Da sich --wie ausgeführt-- die Zubehöreigenschaft der betreffenden Ware aus ihren objektiven Beschaffenheitsmerkmalen erkennbar ergeben muss, kann es --wie das FG zutreffend entschieden hat-- auch nicht darauf ankommen, ob sich aus der Verpackung der Schläuche sowie den beiliegenden Gebrauchsanweisungen Hinweise auf ihre Verwendung als Zubehör für Beatmungsgeräte ergeben. Die Entscheidungen des Gerichtshofs der Europäischen Gemeinschaften (EuGH), auf die sich die Beschwerde insoweit beruft, sind im Streitfall nicht einschlägig. Sie beziehen sich auf Tarifpositionen, die eine Aufmachung der betreffenden Ware für den Einzelverkauf verlangen, bzw. auf solche, welche gerade die bestimmte Verwendung einer Ware voraussetzen. Darum geht es im Streitfall jedoch nicht. Im Übrigen hat der EuGH in dem angeführten Urteil vom 19. April 2007 C-229/06, (EuGHE 2007, I-3251) ausgeführt, dass der Verwendungszweck einer Ware, soweit er im Einzelfall ein Tarifierungskriterium ist, der betreffenden Ware innewohnen muss, was anhand der objektiven Merkmale und Eigenschaften der Ware zu beurteilen ist. Die Frage, ob sich anhand der objektiven Merkmale und Eigenschaften der im Streitfall zu tarifierenden Schläuche ein diesen innewohnender bestimmter Verwendungszweck feststellen lässt, hat das FG aber verneint. Darüber hinaus bestätigt das weitere von der Beschwerde angeführte EuGH-Urteil vom 9. August 1994 C-395/93 (EuGHE 1994, I-4027), dass der sich aus den objektiven Beschaffenheitsmerkmalen ergebende Verwendungszweck einer Ware, soweit er für ihre Tarifierung überhaupt maßgeblich ist, im Zeitpunkt der Zollabfertigung feststellbar sein muss, wie der beschließende Senat mit Urteil in BFH/NV 2007, 289 entschieden hat.
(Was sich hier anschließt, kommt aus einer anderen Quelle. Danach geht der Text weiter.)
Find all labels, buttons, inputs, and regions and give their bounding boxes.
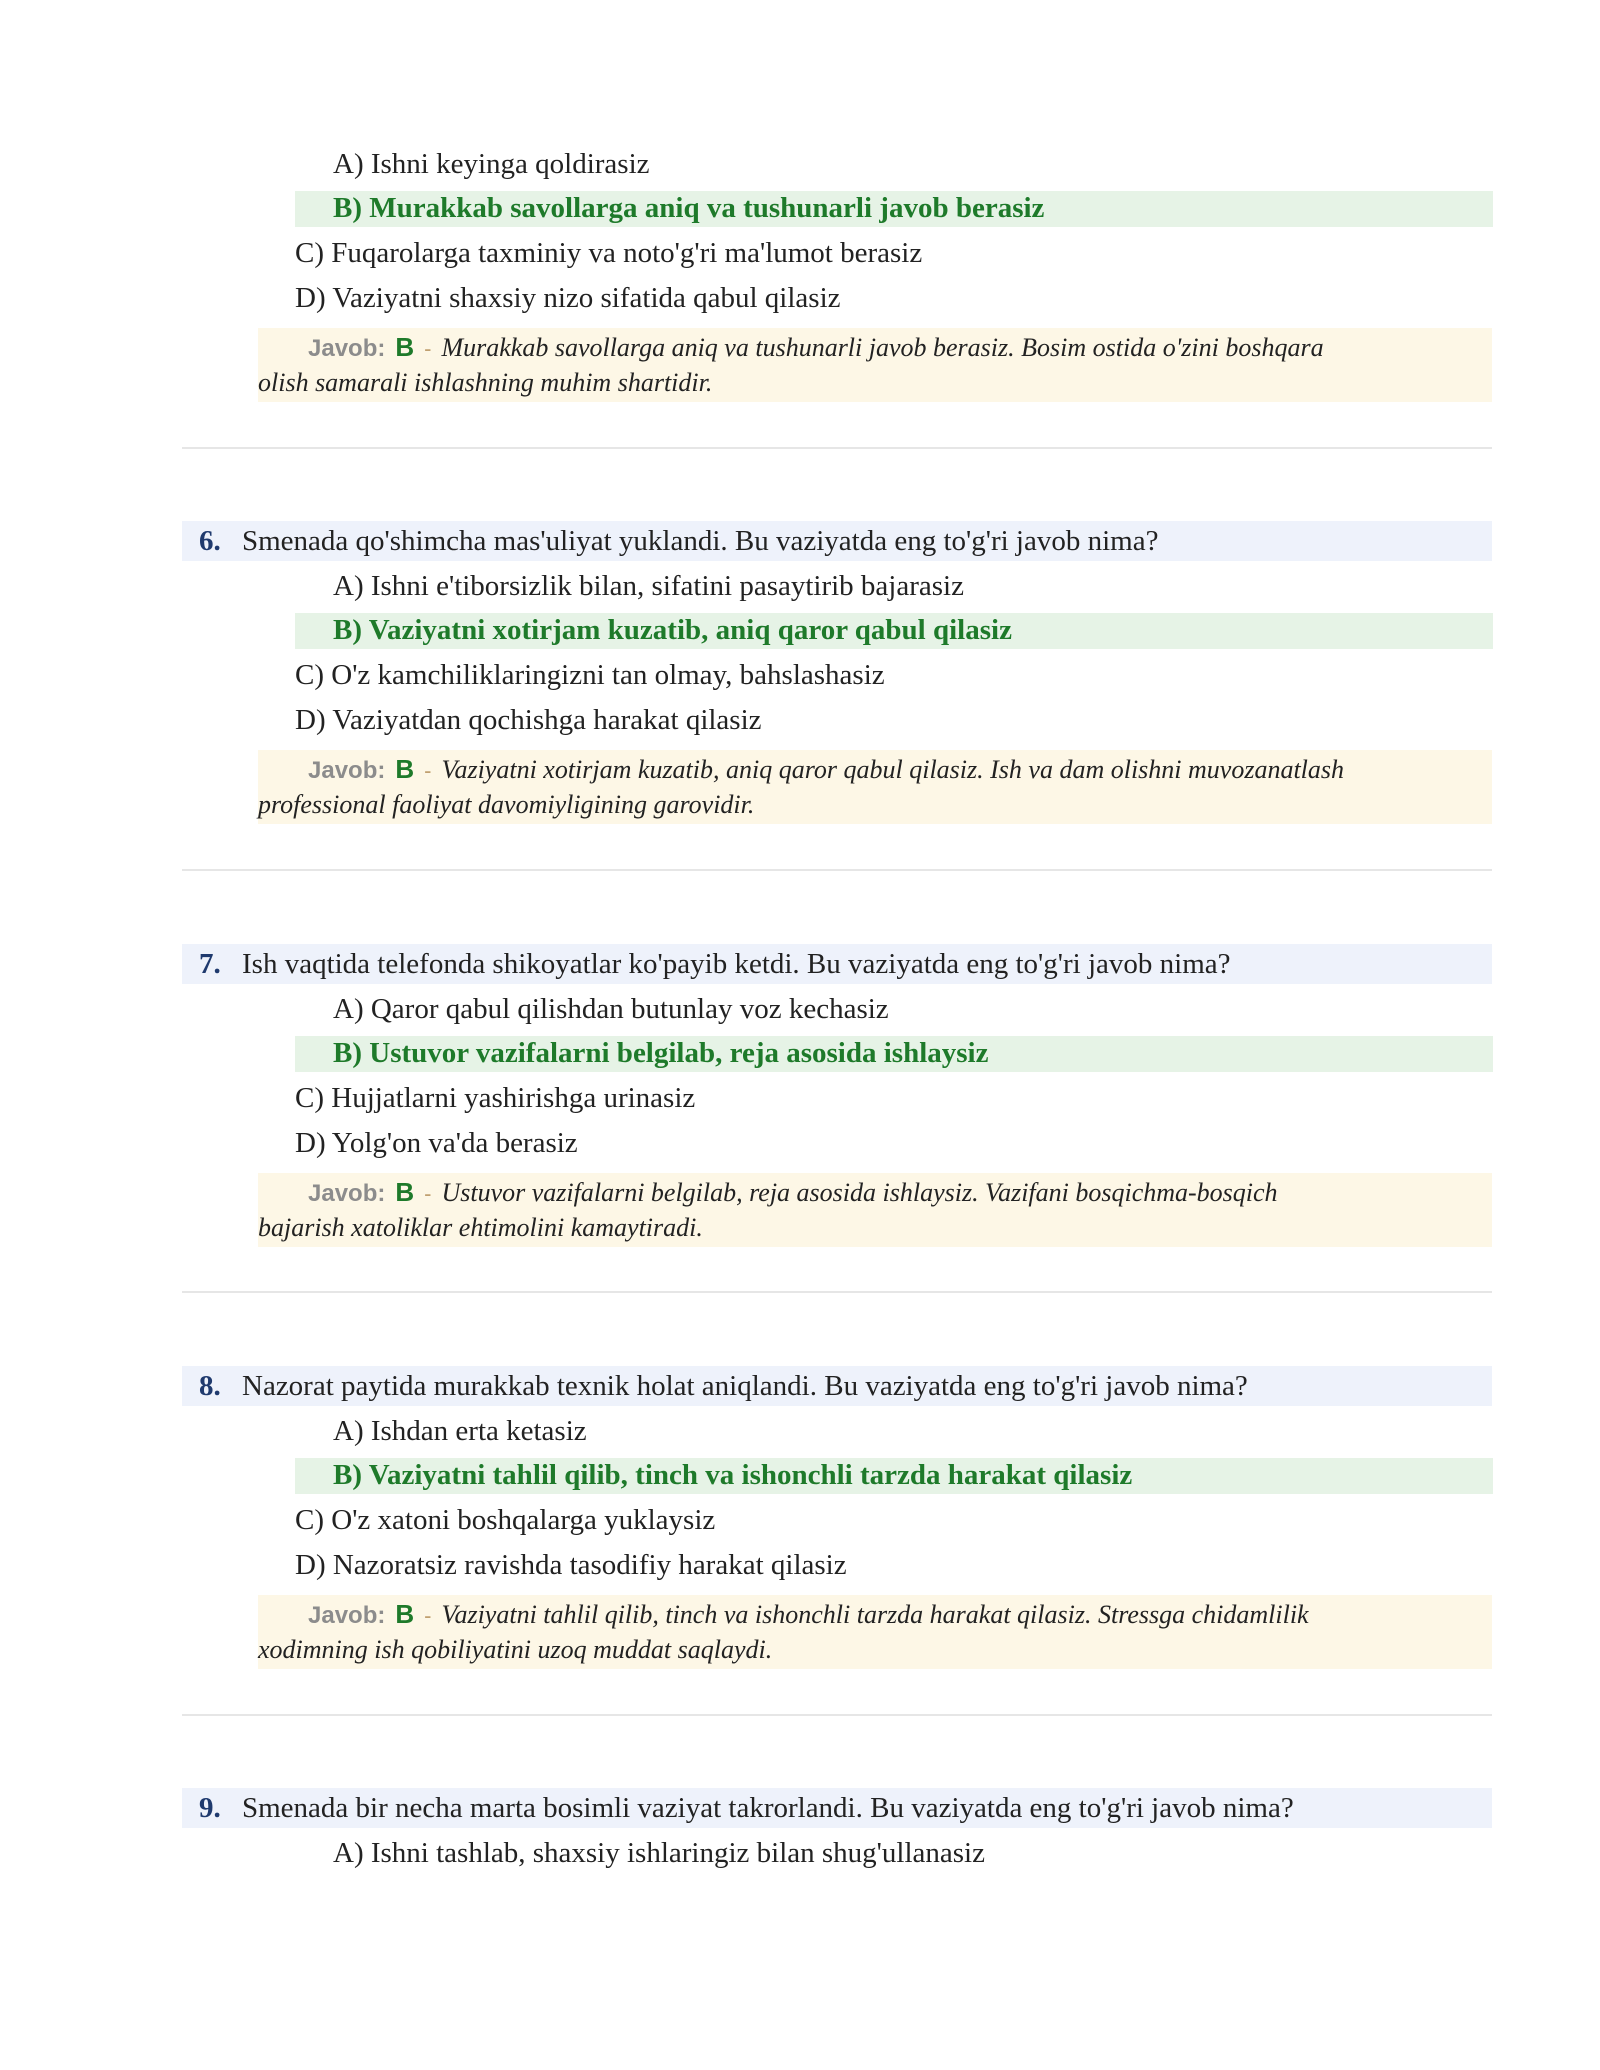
option-b-label: B) Vaziyatni tahlil qilib, tinch va ishonchli tarzda harakat qilasiz: [333, 1459, 1133, 1491]
question-text: Smenada qo'shimcha mas'uliyat yuklandi. Bu vaziyatda eng to'g'ri javob nima?: [242, 525, 1159, 557]
answer-label: Javob:: [308, 335, 386, 362]
question-number: 7.: [199, 948, 221, 980]
option-a: A) Ishni tashlab, shaxsiy ishlaringiz bilan shug'ullanasiz: [333, 1837, 985, 1869]
option-d: D) Nazoratsiz ravishda tasodifiy harakat qilasiz: [295, 1549, 847, 1581]
answer-letter: B: [395, 332, 415, 362]
option-b-label: B) Vaziyatni xotirjam kuzatib, aniq qaror qabul qilasiz: [333, 614, 1012, 646]
answer-explanation: Vaziyatni xotirjam kuzatib, aniq qaror qabul qilasiz. Ish va dam olishni muvozanatlash: [441, 755, 1345, 784]
answer-explanation-cont: professional faoliyat davomiyligining garovidir.: [258, 790, 755, 819]
question-header: [182, 1366, 1492, 1406]
option-b-correct: [295, 1458, 1493, 1494]
option-a: A) Qaror qabul qilishdan butunlay voz kechasiz: [333, 993, 889, 1025]
answer-letter: B: [395, 1177, 415, 1207]
question-text: Ish vaqtida telefonda shikoyatlar ko'payib ketdi. Bu vaziyatda eng to'g'ri javob nima?: [242, 948, 1231, 980]
divider: [182, 1714, 1492, 1716]
answer-label: Javob:: [308, 1180, 386, 1207]
option-b-correct: [295, 613, 1493, 649]
answer-explanation-cont: bajarish xatoliklar ehtimolini kamaytiradi.: [258, 1213, 703, 1242]
answer-explanation: Vaziyatni tahlil qilib, tinch va ishonchli tarzda harakat qilasiz. Stressga chidamlilik: [441, 1600, 1309, 1629]
option-c: C) Fuqarolarga taxminiy va noto'g'ri ma'lumot berasiz: [295, 237, 923, 269]
question-text: Smenada bir necha marta bosimli vaziyat takrorlandi. Bu vaziyatda eng to'g'ri javob nima?: [242, 1792, 1294, 1824]
question-text: Nazorat paytida murakkab texnik holat aniqlandi. Bu vaziyatda eng to'g'ri javob nima?: [242, 1370, 1248, 1402]
question-number: 8.: [199, 1370, 221, 1402]
question-number: 9.: [199, 1792, 221, 1824]
answer-box: [258, 1595, 1492, 1669]
option-b-label: B) Ustuvor vazifalarni belgilab, reja asosida ishlaysiz: [333, 1037, 989, 1069]
option-b-label: B) Murakkab savollarga aniq va tushunarli javob berasiz: [333, 192, 1045, 224]
option-a: A) Ishni e'tiborsizlik bilan, sifatini pasaytirib bajarasiz: [333, 570, 964, 602]
divider: [182, 447, 1492, 449]
answer-explanation-cont: xodimning ish qobiliyatini uzoq muddat saqlaydi.: [258, 1635, 773, 1664]
option-b-correct: [295, 1036, 1493, 1072]
question-header: [182, 944, 1492, 984]
answer-label: Javob:: [308, 1602, 386, 1629]
answer-explanation-cont: olish samarali ishlashning muhim shartidir.: [258, 368, 713, 397]
answer-box: [258, 328, 1492, 402]
option-c: C) O'z kamchiliklaringizni tan olmay, bahslashasiz: [295, 659, 885, 691]
question-header: [182, 521, 1492, 561]
answer-dash: -: [424, 758, 432, 783]
option-d: D) Vaziyatdan qochishga harakat qilasiz: [295, 704, 762, 736]
answer-dash: -: [424, 1603, 432, 1628]
question-number: 6.: [199, 525, 221, 557]
option-d: D) Yolg'on va'da berasiz: [295, 1127, 578, 1159]
question-header: [182, 1788, 1492, 1828]
answer-explanation: Ustuvor vazifalarni belgilab, reja asosida ishlaysiz. Vazifani bosqichma-bosqich: [441, 1178, 1278, 1207]
answer-label: Javob:: [308, 757, 386, 784]
option-c: C) Hujjatlarni yashirishga urinasiz: [295, 1082, 696, 1114]
answer-box: [258, 1173, 1492, 1247]
option-a: A) Ishdan erta ketasiz: [333, 1415, 587, 1447]
answer-box: [258, 750, 1492, 824]
answer-letter: B: [395, 754, 415, 784]
option-d: D) Vaziyatni shaxsiy nizo sifatida qabul qilasiz: [295, 282, 841, 314]
answer-explanation: Murakkab savollarga aniq va tushunarli javob berasiz. Bosim ostida o'zini boshqara: [441, 333, 1324, 362]
option-c: C) O'z xatoni boshqalarga yuklaysiz: [295, 1504, 716, 1536]
option-a: A) Ishni keyinga qoldirasiz: [333, 148, 650, 180]
answer-letter: B: [395, 1599, 415, 1629]
divider: [182, 869, 1492, 871]
answer-dash: -: [424, 336, 432, 361]
answer-dash: -: [424, 1181, 432, 1206]
option-b-correct: [295, 191, 1493, 227]
divider: [182, 1291, 1492, 1293]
Die Behauptung der Beschwerde, dass es für Waren des Streitfalls gleichwertige Waren divergierende vZTA in den Mitgliedstaaten der Gemeinschaft gebe, ist unsubstantiiert geblieben und ist daher nicht geeignet, Zweifel an der vom FG gefundenen Tarifauffassung zu wecken.
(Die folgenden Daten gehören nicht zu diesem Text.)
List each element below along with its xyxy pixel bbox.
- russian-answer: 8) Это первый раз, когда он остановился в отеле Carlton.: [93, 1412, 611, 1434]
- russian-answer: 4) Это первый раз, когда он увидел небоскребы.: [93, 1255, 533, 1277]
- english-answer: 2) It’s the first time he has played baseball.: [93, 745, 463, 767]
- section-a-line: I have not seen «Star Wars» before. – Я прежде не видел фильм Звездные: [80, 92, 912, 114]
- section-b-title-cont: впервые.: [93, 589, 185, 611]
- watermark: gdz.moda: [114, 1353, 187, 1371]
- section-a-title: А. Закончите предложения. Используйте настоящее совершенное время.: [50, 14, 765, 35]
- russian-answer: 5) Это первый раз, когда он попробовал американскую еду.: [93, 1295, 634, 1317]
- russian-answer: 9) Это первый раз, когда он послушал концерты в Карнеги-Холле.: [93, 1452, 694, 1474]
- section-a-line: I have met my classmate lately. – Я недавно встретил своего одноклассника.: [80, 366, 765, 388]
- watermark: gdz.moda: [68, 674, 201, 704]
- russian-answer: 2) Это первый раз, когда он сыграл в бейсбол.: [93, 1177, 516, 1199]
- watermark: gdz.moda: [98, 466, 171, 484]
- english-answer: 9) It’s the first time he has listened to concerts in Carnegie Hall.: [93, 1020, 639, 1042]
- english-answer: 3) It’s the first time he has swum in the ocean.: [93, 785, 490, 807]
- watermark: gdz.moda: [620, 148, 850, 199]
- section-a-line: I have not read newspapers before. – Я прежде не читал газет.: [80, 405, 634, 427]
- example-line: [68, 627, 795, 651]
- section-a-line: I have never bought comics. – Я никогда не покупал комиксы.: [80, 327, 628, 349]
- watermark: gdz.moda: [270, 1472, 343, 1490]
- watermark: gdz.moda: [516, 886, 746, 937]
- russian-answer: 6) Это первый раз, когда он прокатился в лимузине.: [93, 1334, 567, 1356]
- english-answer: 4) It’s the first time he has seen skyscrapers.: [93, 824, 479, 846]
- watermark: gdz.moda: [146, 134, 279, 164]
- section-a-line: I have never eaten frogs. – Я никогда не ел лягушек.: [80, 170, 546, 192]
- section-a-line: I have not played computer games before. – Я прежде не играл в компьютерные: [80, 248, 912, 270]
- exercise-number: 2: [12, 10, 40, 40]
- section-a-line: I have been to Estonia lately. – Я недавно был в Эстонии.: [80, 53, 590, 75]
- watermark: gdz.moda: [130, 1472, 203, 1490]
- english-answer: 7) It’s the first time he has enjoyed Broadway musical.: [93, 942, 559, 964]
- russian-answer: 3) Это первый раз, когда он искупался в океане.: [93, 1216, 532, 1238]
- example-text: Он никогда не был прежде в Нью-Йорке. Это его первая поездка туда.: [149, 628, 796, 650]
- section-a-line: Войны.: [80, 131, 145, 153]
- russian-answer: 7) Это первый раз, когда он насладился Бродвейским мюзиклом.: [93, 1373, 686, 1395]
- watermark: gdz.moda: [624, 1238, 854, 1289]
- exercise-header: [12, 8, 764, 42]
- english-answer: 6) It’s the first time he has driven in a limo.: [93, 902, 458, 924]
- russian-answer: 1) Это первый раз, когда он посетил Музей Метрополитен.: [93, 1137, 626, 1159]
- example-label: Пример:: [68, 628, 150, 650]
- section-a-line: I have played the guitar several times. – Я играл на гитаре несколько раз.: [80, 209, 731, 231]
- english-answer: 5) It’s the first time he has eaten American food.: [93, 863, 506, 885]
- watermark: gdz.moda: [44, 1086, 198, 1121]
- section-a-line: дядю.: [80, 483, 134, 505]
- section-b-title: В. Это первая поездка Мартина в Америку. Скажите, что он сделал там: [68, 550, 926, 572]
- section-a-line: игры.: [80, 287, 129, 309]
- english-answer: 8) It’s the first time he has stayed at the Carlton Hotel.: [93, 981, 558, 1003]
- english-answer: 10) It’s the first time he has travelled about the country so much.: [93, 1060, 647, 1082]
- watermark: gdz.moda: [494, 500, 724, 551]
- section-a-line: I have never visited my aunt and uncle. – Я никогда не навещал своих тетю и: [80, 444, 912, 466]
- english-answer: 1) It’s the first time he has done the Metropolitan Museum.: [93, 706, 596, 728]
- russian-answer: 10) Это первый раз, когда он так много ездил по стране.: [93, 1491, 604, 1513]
2. Der geltend gemachte Verfahrensmangel der Verletzung der dem FG obliegenden Sachaufklärungspflicht (§ 76 Abs. 1 Satz 1 FGO) liegt nicht vor. Nach dem --insoweit maßgeblichen-- Rechtsstandpunkt des FG kam es für die Tarifierung der Kunststoffschläuche auf ihren Verwendungszweck nicht an, sondern allein auf die Frage, ob ihre angebliche Zweckbestimmung als Zubehör für Beatmungsgeräte anhand ihrer objektiven Beschaffenheitsmerkmale im Augenblick der Zollabfertigung auf der Grundlage durchschnittlicher Sachkunde erkennbar ist. Das FG musste somit nicht den unter Beweis gestellten Behauptungen der Klägerin nachgehen, wonach die Schläuche in der europäischen Gemeinschaft als Medizinprodukte verwendet werden, sie hinsichtlich ihrer Qualität strengen technischen und gesetzlichen Anforderungen unterliegen und passgenau auf Beatmungsgeräte zugeschnitten sind.